L’Italia, oltre ad essere il primo Paese europeo (se escludiamo il Lussemburgo) per numero di autoveicoli privati in base al numero di abitanti, è anche quello con le percentuali di trasporto merci su ferrovia più basse, con la minore incidenza di trasporto pubblico in città e con mobilità ciclo-pedonale sotto la media europea.
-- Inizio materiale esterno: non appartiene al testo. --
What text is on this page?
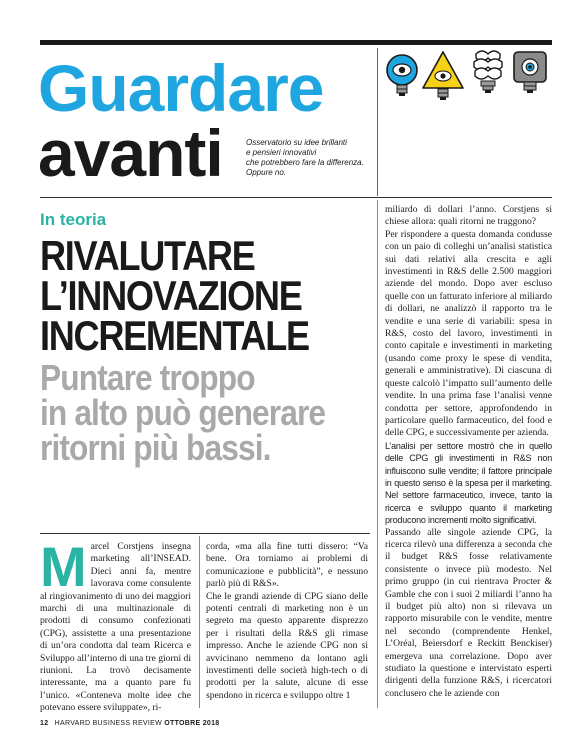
Guardare
avanti	Osservatorio su idee brillanti
e pensieri innovativi
che potrebbero fare la differenza.
Oppure no.
In teoria
RIVALUTARE
L’INNOVAZIONE
INCREMENTALE
Puntare troppo
in alto può generare
ritorni più bassi.

miliardo di dollari l’anno. Corstjens si chiese allora: quali ritorni ne traggono?

Per rispondere a questa domanda condusse con un paio di colleghi un’analisi statistica sui dati relativi alla crescita e agli investimenti in R&S delle 2.500 maggiori aziende del mondo. Dopo aver escluso quelle con un fatturato inferiore al miliardo di dollari, ne analizzò il rapporto tra le vendite e una serie di variabili: spesa in R&S, costo del lavoro, investimenti in conto capitale e investimenti in marketing (usando come proxy le spese di vendita, generali e amministrative). Di ciascuna di queste calcolò l’impatto sull’aumento delle vendite. In una prima fase l’analisi venne condotta per settore, approfondendo in particolare quello farmaceutico, del food e delle CPG, e successivamente per azienda.

L’analisi per settore mostrò che in quello delle CPG gli investimenti in R&S non influiscono sulle vendite; il fattore principale in questo senso è la spesa per il marketing. Nel settore farmaceutico, invece, tanto la ricerca e sviluppo quanto il marketing producono incrementi molto significativi.

Passando alle singole aziende CPG, la ricerca rilevò una differenza a seconda che il budget R&S fosse relativamente consistente o invece più modesto. Nel primo gruppo (in cui rientrava Procter & Gamble che con i suoi 2 miliardi l’anno ha il budget più alto) non si rilevava un rapporto misurabile con le vendite, mentre nel secondo (comprendente Henkel, L’Oréal, Beiersdorf e Reckitt Benckiser) emergeva una correlazione. Dopo aver studiato la questione e intervistato esperti dirigenti della funzione R&S, i ricercatori conclusero che le aziende con

M arcel Corstjens insegna marketing all’INSEAD. Dieci anni fa, mentre lavorava come consulente al ringiovanimento di uno dei maggiori marchi di una multinazionale di prodotti di consumo confezionati (CPG), assistette a una presentazione di un’ora condotta dal team Ricerca e Sviluppo all’interno di una tre giorni di riunioni. La trovò decisamente interessante, ma a quanto pare fu l’unico. «Conteneva molte idee che potevano essere sviluppate», ri-

corda, «ma alla fine tutti dissero: “Va bene. Ora torniamo ai problemi di comunicazione e pubblicità”, e nessuno parlò più di R&S».

Che le grandi aziende di CPG siano delle potenti centrali di marketing non è un segreto ma questo apparente disprezzo per i risultati della R&S gli rimase impresso. Anche le aziende CPG non si avvicinano nemmeno da lontano agli investimenti delle società high-tech o di prodotti per la salute, alcune di esse spendono in ricerca e sviluppo oltre 1

12 HARVARD BUSINESS REVIEW OTTOBRE 2018
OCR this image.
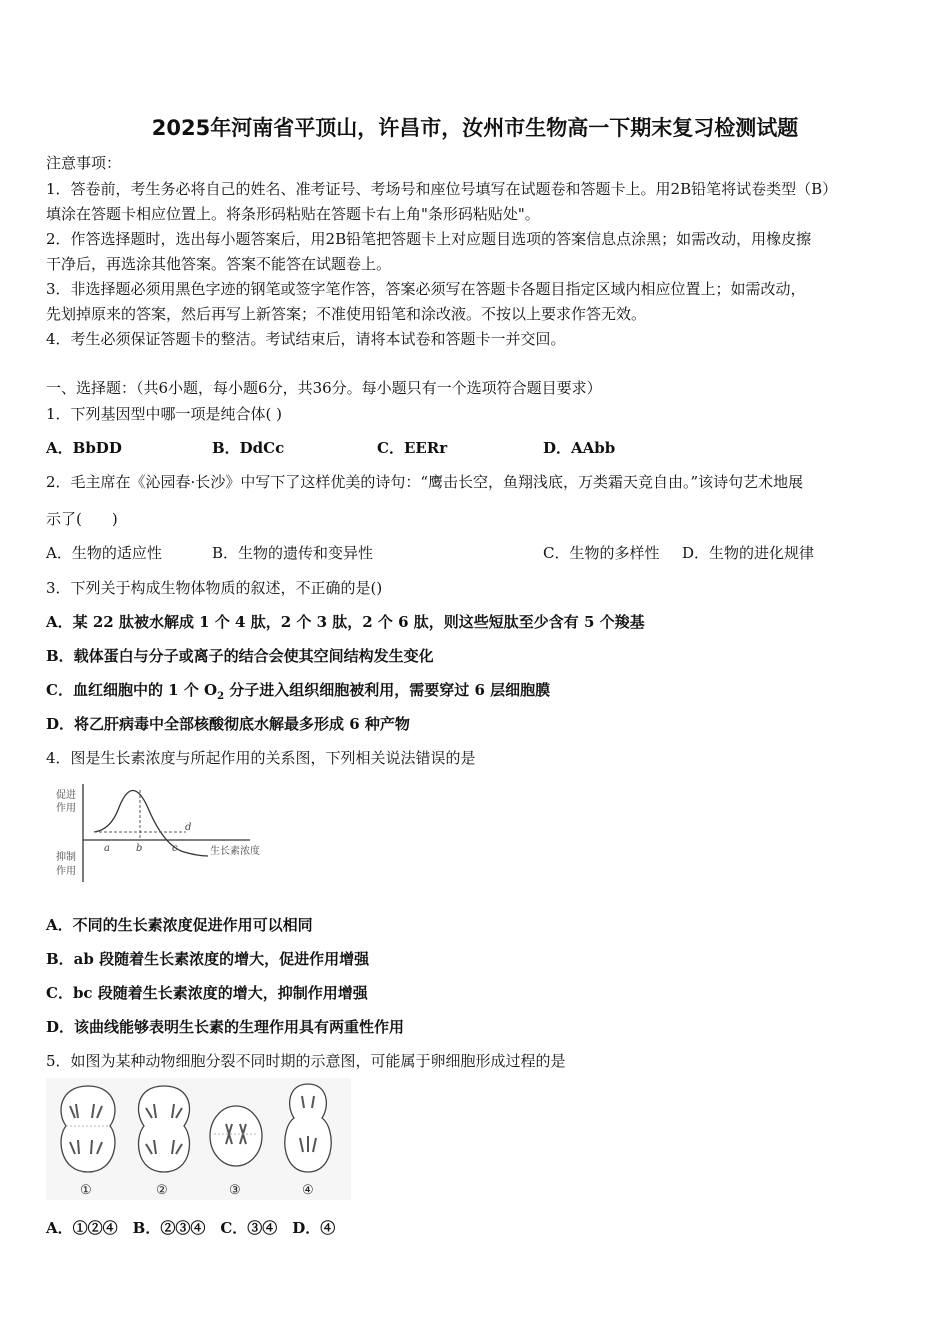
2025年河南省平顶山，许昌市，汝州市生物高一下期末复习检测试题
注意事项：
1．答卷前，考生务必将自己的姓名、准考证号、考场号和座位号填写在试题卷和答题卡上。用2B铅笔将试卷类型（B）
填涂在答题卡相应位置上。将条形码粘贴在答题卡右上角"条形码粘贴处"。
2．作答选择题时，选出每小题答案后，用2B铅笔把答题卡上对应题目选项的答案信息点涂黑；如需改动，用橡皮擦
干净后，再选涂其他答案。答案不能答在试题卷上。
3．非选择题必须用黑色字迹的钢笔或签字笔作答，答案必须写在答题卡各题目指定区域内相应位置上；如需改动，
先划掉原来的答案，然后再写上新答案；不准使用铅笔和涂改液。不按以上要求作答无效。
4．考生必须保证答题卡的整洁。考试结束后，请将本试卷和答题卡一并交回。
一、选择题：（共6小题，每小题6分，共36分。每小题只有一个选项符合题目要求）
1．下列基因型中哪一项是纯合体( )
A．BbDD	B．DdCc	C．EERr	D．AAbb
2．毛主席在《沁园春·长沙》中写下了这样优美的诗句：“鹰击长空，鱼翔浅底，万类霜天竞自由。”该诗句艺术地展
示了(　　)
A．生物的适应性	B．生物的遗传和变异性	C．生物的多样性 D．生物的进化规律
3．下列关于构成生物体物质的叙述，不正确的是()
A．某 22 肽被水解成 1 个 4 肽，2 个 3 肽，2 个 6 肽，则这些短肽至少含有 5 个羧基
B．载体蛋白与分子或离子的结合会使其空间结构发生变化
C．血红细胞中的 1 个 $O_2$ 分子进入组织细胞被利用，需要穿过 6 层细胞膜
D．将乙肝病毒中全部核酸彻底水解最多形成 6 种产物
4．图是生长素浓度与所起作用的关系图，下列相关说法错误的是
促进
作用
抑制
作用
a	b	c
d
生长素浓度
A．不同的生长素浓度促进作用可以相同
B．ab 段随着生长素浓度的增大，促进作用增强
C．bc 段随着生长素浓度的增大，抑制作用增强
D．该曲线能够表明生长素的生理作用具有两重性作用
5．如图为某种动物细胞分裂不同时期的示意图，可能属于卵细胞形成过程的是
①	②	③	④
A．①②④　B．②③④　C．③④　D．④
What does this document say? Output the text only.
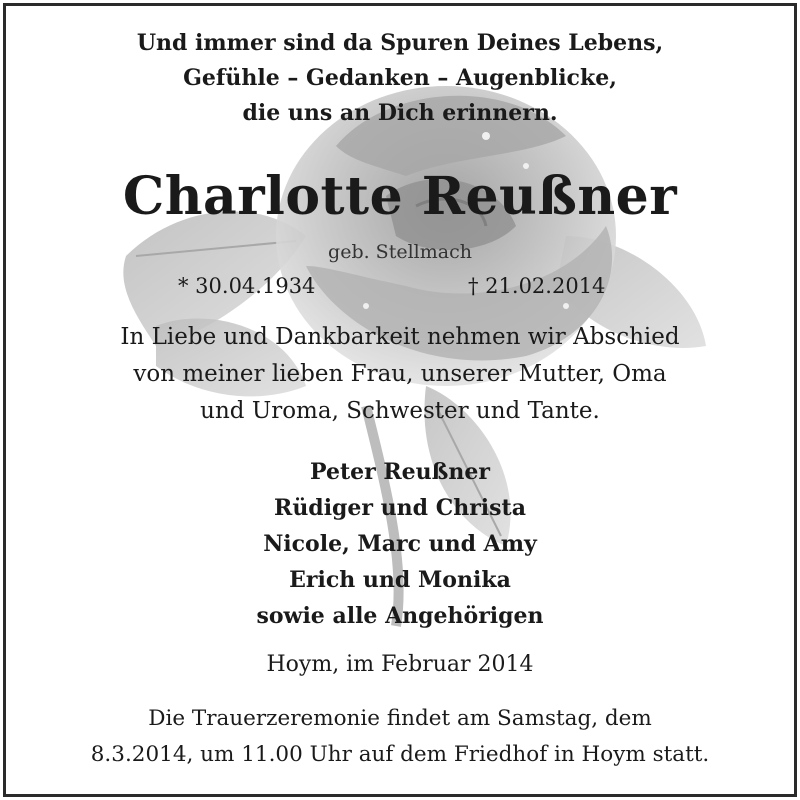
Und immer sind da Spuren Deines Lebens,
Gefühle – Gedanken – Augenblicke,
die uns an Dich erinnern.
Charlotte Reußner
geb. Stellmach
* 30.04.1934	† 21.02.2014
In Liebe und Dankbarkeit nehmen wir Abschied
von meiner lieben Frau, unserer Mutter, Oma
und Uroma, Schwester und Tante.
Peter Reußner
Rüdiger und Christa
Nicole, Marc und Amy
Erich und Monika
sowie alle Angehörigen
Hoym, im Februar 2014
Die Trauerzeremonie findet am Samstag, dem
8.3.2014, um 11.00 Uhr auf dem Friedhof in Hoym statt.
Varie le aree di intervento previste dal decalogo, dalla crescita del trasporto privato condiviso all’incentivazione del telelavoro:

  1. Aumentare la diffusione su strada dei veicoli ad emissioni ridotte fino a raggiungere con le vetture a gas ed elettriche, entro i prossimi vent’anni, un minimo del 18% sul totale in circolazione e una riduzione di CO2 del 30%;
  2. Sviluppare biocarburanti di nuova generazione che non entrino in competizione con la produzione di alimenti e coprano il 20% del mercato nel 2030;
  3. Ridurre i consumi di energia per i trasporti via mare;
  4. Mettere le informazioni tecnologie in grado di essere sfruttate per migliorare i trasporti;
  5. Aumento del ricorso al trasporto pubblico e ai sistemi di condivisione di auto (car sharing) e bici (bike-sharing) nelle città;
  6. Migliorare e far crescere la mobilità per quanto riguarda il settore ciclo-pedonale;
  7. Potenziamento e crescita del trasporto su rotaia, sia urbano che regionale;
  8. Aumentare il trasporto merci tramite ferrovia;
  9. Politiche insediative;
  10. Incremento del telelavoro per ridurre gli spostamenti da e per il luogo di lavoro.